In early July I had the pleasure of spending an afternoon with Michael Bishop, aka “Big Blind Mike.” He was quite easy to spot outside the Underground station where we had arranged to meet. He is big (or perhaps I am small) and he is “legally” blind.
Mike is a friend of a friend of a friend. He worked for Oddbins in London and Vintage Cellars in Australia before deciding to sell his shares in Woolworths (the Australian supermarket chain, not connected in any way to the recently deceased British version) to fund a television show called The Wine Squad, which Mike describes as “the footy show but for wine… we’re basically comedians.” There’s certainly plenty of footy language that would probably cause Daily Mail readers to tut in disapproval.
The Wine Squad is broadcast on Channel 31 in Australia, more specifically in Victoria. Wine choices are therefore “pro-Victorian, pro-Australian,” explains Mike, who co-hosts with Tony Clark, who is completely blind, and Gage Rositer.
There are 13 episodes per series to make it fit into a quarterly schedule. The most recent series assessed bottles in the A$15–25 range. Before the credit crunch hit, the range went up to A$40.
There is at least one winemaker guest on each show, who presents a range of their wines. “The winemakers were very reserved in the early shows, in their shell,” Mike told me. There is also a non-wine “celebrity” guest. These have included the (female) Tai Chi world champion and a Melbourne comedian called Andrew McClelland (never ’eard of ’em).
Some faux pas that a stricter producer might have cut are left in. For example, Mike asked Kathleen Quealy of Quealy Wines if her estate was named after a suburb of Mornington Peninsula. “Actually, it’s my surname,” pointed out Kathleen.
Blind tasting is taken literally: the tasters wear a blindfold to assess three wines on a “how much would you drink” basis—one glass, a quarter, half, three-quarters or a full bottle. Remarkably, there were no spillages in the four episodes that I watched. As Mike quipped in one episode, these blind tastings are “where good intentions always go sour.” Seemingly fearful of litigation, Channel 31 puts a disclaimer at the start of each program: “The opinions of the wine reviewers are strictly their own.”
Of course, the reputations of tasters and wines can be made or broken in a blind tasting. Gage Rositer was consistently good in his guesses. Grange was deemed by all to be no better than a A$25 red. The Wine Squad doesn’t take itself seriously, but nor does it pull its punches. Penfolds (again!) Club Port was dismissed as “sweet, cheap and high in alcohol.”

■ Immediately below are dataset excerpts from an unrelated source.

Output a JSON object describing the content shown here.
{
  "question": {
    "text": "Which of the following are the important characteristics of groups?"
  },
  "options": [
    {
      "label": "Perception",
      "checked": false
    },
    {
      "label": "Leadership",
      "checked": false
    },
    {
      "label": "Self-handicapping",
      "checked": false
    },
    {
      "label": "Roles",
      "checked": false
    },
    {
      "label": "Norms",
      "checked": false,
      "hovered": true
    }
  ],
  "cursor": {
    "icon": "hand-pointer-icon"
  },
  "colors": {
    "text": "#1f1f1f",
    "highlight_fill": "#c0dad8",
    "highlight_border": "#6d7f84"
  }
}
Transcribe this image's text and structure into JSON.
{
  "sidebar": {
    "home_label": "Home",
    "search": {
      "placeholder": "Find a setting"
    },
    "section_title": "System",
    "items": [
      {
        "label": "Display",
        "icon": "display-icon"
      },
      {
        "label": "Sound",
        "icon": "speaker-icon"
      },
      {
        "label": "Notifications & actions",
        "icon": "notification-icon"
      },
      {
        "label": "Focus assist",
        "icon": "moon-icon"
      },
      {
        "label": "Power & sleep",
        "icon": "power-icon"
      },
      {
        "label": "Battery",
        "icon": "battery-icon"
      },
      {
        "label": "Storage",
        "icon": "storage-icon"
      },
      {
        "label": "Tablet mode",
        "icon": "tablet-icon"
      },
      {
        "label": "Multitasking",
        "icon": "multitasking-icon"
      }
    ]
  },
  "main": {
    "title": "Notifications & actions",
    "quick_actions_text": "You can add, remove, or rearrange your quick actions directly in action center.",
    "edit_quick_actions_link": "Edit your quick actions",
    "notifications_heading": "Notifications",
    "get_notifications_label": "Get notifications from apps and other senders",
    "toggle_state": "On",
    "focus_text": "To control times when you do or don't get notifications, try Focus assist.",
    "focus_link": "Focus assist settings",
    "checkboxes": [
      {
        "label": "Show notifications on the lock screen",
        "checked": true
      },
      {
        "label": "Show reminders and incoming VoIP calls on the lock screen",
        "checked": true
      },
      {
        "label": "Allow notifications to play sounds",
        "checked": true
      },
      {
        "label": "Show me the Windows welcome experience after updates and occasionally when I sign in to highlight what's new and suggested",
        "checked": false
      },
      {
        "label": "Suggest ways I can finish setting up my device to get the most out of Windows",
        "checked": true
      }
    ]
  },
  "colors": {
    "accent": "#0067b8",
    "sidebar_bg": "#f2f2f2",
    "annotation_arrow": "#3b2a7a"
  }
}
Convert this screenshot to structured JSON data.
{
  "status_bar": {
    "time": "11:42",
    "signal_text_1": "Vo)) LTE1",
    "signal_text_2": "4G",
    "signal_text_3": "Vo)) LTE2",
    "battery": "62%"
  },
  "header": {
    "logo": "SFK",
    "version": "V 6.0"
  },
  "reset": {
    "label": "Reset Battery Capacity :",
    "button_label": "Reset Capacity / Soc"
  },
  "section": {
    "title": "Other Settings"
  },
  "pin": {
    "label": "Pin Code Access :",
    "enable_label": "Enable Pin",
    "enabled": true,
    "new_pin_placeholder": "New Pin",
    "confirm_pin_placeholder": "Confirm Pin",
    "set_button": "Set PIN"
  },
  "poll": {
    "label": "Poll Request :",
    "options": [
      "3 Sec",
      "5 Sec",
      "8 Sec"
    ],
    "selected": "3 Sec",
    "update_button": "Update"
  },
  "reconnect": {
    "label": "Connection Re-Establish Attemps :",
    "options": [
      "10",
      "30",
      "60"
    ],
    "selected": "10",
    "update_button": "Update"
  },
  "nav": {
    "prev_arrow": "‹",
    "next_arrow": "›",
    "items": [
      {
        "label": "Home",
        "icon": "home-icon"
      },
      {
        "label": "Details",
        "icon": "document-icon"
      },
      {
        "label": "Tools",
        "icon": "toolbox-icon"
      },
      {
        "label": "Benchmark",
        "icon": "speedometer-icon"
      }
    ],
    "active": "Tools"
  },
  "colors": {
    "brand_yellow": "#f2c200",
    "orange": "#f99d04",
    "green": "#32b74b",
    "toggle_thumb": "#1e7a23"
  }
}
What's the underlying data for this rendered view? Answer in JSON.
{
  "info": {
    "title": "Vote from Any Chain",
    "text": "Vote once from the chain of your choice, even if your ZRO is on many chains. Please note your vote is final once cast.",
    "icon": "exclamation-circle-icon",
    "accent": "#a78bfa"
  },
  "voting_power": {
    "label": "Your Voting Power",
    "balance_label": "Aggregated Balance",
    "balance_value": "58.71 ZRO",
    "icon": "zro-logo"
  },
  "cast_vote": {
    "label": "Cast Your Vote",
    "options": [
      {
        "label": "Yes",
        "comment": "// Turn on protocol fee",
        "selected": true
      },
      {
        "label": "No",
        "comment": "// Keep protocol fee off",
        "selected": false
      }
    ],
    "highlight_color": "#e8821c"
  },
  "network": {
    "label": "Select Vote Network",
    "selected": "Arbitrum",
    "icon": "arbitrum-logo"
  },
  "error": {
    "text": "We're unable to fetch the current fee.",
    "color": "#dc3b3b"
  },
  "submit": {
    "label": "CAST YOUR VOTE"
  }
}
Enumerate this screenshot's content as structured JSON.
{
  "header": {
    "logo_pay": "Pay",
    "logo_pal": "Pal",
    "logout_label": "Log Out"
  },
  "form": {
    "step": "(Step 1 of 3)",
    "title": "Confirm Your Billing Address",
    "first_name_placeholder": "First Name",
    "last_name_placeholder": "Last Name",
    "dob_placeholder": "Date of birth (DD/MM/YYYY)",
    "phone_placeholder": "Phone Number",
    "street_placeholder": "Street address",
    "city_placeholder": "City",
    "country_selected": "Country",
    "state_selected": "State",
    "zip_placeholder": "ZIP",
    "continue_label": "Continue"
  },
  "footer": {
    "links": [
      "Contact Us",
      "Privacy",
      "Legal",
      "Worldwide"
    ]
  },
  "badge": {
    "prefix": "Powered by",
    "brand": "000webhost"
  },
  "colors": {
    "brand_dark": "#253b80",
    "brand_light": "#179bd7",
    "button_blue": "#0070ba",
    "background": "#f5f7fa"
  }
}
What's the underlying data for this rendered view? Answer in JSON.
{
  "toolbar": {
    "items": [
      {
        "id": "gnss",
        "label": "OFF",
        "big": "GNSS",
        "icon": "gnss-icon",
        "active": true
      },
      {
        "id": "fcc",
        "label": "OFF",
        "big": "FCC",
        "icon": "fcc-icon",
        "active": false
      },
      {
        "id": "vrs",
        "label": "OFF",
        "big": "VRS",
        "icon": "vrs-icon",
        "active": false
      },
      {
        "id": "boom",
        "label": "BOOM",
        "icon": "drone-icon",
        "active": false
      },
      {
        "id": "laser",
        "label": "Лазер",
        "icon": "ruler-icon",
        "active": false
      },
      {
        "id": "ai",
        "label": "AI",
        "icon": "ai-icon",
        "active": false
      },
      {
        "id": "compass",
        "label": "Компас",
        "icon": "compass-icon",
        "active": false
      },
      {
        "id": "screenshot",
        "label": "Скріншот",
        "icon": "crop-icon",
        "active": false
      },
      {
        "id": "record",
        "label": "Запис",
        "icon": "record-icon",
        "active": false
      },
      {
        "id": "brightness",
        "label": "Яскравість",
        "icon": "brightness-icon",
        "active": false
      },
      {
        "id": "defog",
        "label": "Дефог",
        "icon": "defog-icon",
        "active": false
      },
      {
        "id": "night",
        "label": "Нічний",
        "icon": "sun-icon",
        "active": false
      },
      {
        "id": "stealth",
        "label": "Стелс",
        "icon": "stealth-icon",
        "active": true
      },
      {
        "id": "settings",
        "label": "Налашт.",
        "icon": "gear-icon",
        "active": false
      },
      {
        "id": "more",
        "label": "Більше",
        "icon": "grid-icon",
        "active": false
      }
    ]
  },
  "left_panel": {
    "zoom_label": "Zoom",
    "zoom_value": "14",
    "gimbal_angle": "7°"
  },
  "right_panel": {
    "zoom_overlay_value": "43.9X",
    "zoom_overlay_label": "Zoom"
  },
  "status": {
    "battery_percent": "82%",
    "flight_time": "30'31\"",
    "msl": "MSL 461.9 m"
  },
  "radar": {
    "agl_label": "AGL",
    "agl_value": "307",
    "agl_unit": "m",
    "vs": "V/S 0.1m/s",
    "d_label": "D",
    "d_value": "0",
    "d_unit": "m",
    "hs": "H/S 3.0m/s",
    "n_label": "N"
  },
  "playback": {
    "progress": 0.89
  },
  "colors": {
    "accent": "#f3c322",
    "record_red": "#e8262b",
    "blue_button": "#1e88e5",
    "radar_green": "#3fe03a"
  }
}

The set is very sparse—a table, some chairs and some bottle-filled wine racks in the background. But it costs A$30,000 to make a 13-episode series. Chatting with Mike gave me an insight into how much is required to make even a no-frills show like this. There are 16 people on the credits at the end of each program. No wonder Mike was persuaded by a producer to stay in the studio rather than go on location—the numbers would probably have doubled.